Hallo Carina,
als ich im Dezember 2012 aus der Reha kam, dachte ich noch, dass ich ab September 2013 wieder voll arbeiten könne. Das stand auch so in meinem Entlassungsbericht.
Je näher das Ende meines Krankengeldes heranrückte umso mulmiger wurde mir in Anbetracht meiner nicht-mehr-so-ganz-ausgeprägten-Leistungsfähigkeit (um es mal euphemistisch auszudrücken). Die Erwerbsminderunsgrente habe ich dann selbst beantragt, und sogar das teilzeitarbeiten hat mich völlig geschlaucht. Mittlerweile habe ich die volle EWR und gehe zusätzlich auf 450 € Basis. Das reicht völlig zu. Kein Druck mehr, kein Hamsterrad, wenig Verantwortung.
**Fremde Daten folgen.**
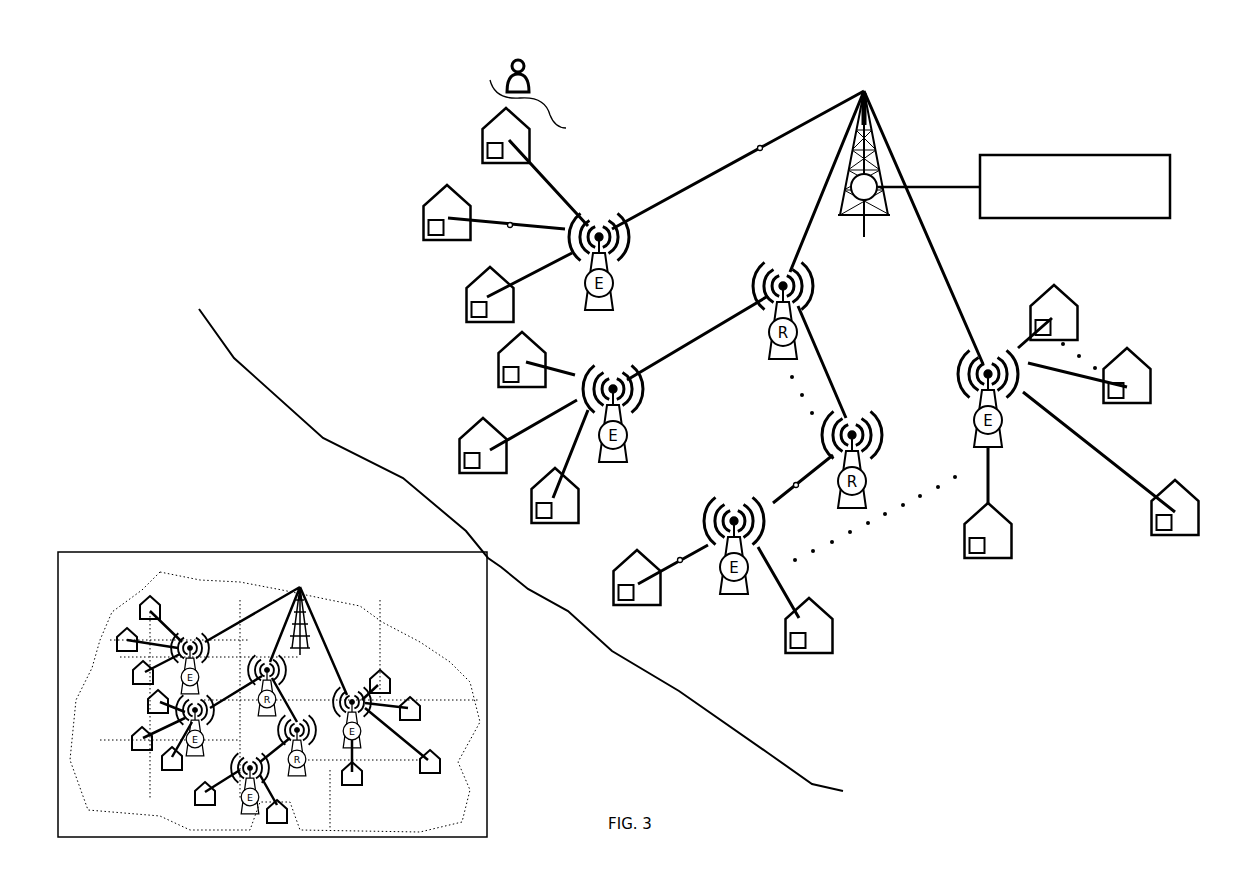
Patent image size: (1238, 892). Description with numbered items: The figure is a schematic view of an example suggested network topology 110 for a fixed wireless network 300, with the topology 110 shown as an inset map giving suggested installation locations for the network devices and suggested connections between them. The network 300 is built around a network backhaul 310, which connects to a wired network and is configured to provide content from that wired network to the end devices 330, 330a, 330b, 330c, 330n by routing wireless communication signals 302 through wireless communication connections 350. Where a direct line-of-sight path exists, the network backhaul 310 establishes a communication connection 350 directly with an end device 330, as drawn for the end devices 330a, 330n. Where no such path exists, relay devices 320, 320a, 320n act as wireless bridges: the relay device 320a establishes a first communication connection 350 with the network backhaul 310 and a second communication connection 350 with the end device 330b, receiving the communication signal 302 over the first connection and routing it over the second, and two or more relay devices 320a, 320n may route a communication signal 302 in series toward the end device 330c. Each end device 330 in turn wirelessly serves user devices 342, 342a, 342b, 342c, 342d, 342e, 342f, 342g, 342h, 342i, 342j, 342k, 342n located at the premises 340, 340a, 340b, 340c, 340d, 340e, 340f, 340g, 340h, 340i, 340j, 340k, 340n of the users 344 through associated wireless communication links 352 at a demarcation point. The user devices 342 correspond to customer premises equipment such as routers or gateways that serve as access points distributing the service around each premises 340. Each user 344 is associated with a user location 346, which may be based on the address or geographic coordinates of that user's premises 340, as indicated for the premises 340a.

The suggested network topology 110 is at (270, 552).
The network 300 is at (1048, 64).
The communication signal 302 is at (760, 145).
The network backhaul 310 is at (878, 103).
The relay device 320 is at (824, 351).
The relay device 320a is at (783, 282).
The relay device 320n is at (852, 431).
The end device 330 is at (795, 368).
The end device 330a is at (599, 233).
The end device 330b is at (615, 385).
The end device 330c is at (734, 517).
The end device 330n is at (988, 370).
The premises 340 is at (786, 375).
The premises 340a is at (479, 129).
The premises 340b is at (422, 193).
The premises 340c is at (464, 286).
The premises 340d is at (522, 353).
The premises 340e is at (458, 435).
The premises 340f is at (563, 495).
The premises 340g is at (632, 590).
The premises 340h is at (809, 629).
The premises 340i is at (994, 530).
The premises 340j is at (1150, 538).
The premises 340k is at (1150, 388).
The premises 340n is at (1080, 289).
The user device 342 is at (786, 375).
The user device 342a is at (486, 118).
The user device 342b is at (428, 197).
The user device 342c is at (480, 277).
The user device 342d is at (483, 363).
The user device 342e is at (476, 428).
The user device 342f is at (517, 502).
The user device 342g is at (597, 580).
The user device 342h is at (772, 634).
The user device 342i is at (951, 535).
The user device 342j is at (1137, 512).
The user device 342k is at (1144, 403).
The user device 342n is at (1058, 285).
The user 344 is at (516, 60).
The user location 346 is at (581, 98).
The communication connection 350 is at (712, 172).
The wireless communication link 352 is at (556, 190).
In der freien Zeit kümmere ich mich um meine Gesundheit, viel frische Luft, ab und zu Sport und immer Sachen, die mir Spaß machen und gut tun. Dazu gehört auch Weiterbildung, damit der Kopf gefordert bleibt
Da ich immer sehr viel gearbeitet habe, bis zur Erkrankung in Projektleitungsfunktion, fiel es mir schwer, innerlich mehrere Schritte zurückzutreten, das Projekt gibt es ja immer noch.
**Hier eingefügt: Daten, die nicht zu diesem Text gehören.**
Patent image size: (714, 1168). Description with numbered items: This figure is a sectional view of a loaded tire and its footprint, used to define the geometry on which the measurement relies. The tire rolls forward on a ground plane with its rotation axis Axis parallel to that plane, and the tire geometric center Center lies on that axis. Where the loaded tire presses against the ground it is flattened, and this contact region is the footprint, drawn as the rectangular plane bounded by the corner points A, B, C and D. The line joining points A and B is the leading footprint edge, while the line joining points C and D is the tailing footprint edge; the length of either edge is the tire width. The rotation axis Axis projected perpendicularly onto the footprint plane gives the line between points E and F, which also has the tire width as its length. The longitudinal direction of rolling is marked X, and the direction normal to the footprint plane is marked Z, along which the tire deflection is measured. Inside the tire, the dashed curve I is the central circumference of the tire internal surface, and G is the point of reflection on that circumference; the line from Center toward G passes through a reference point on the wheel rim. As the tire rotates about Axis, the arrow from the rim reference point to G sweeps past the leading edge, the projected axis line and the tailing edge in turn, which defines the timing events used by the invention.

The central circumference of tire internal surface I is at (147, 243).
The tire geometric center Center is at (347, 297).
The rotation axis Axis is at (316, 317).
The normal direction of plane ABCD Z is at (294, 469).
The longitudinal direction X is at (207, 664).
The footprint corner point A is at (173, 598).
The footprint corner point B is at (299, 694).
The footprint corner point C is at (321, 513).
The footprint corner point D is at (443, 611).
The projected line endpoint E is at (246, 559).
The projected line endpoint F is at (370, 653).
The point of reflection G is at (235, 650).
Mittlerweile geht es mir damit sehr gut. Ich kann die EWR wirklich nur empfehlen. Erstens braucht der Körper in der Therapie- und Rekonvaleszenzphase genug Zeit zur Erholung und ich merke, auch jetzt noch - 2 Jahre nach der SZT und seitdem in CR - dass ich kräftetechnisch schnell am Limit bin. Naja - und wer weiß, wieviel Lebenszeit noch bleibt?
Die kann man sich ja auch schön machen.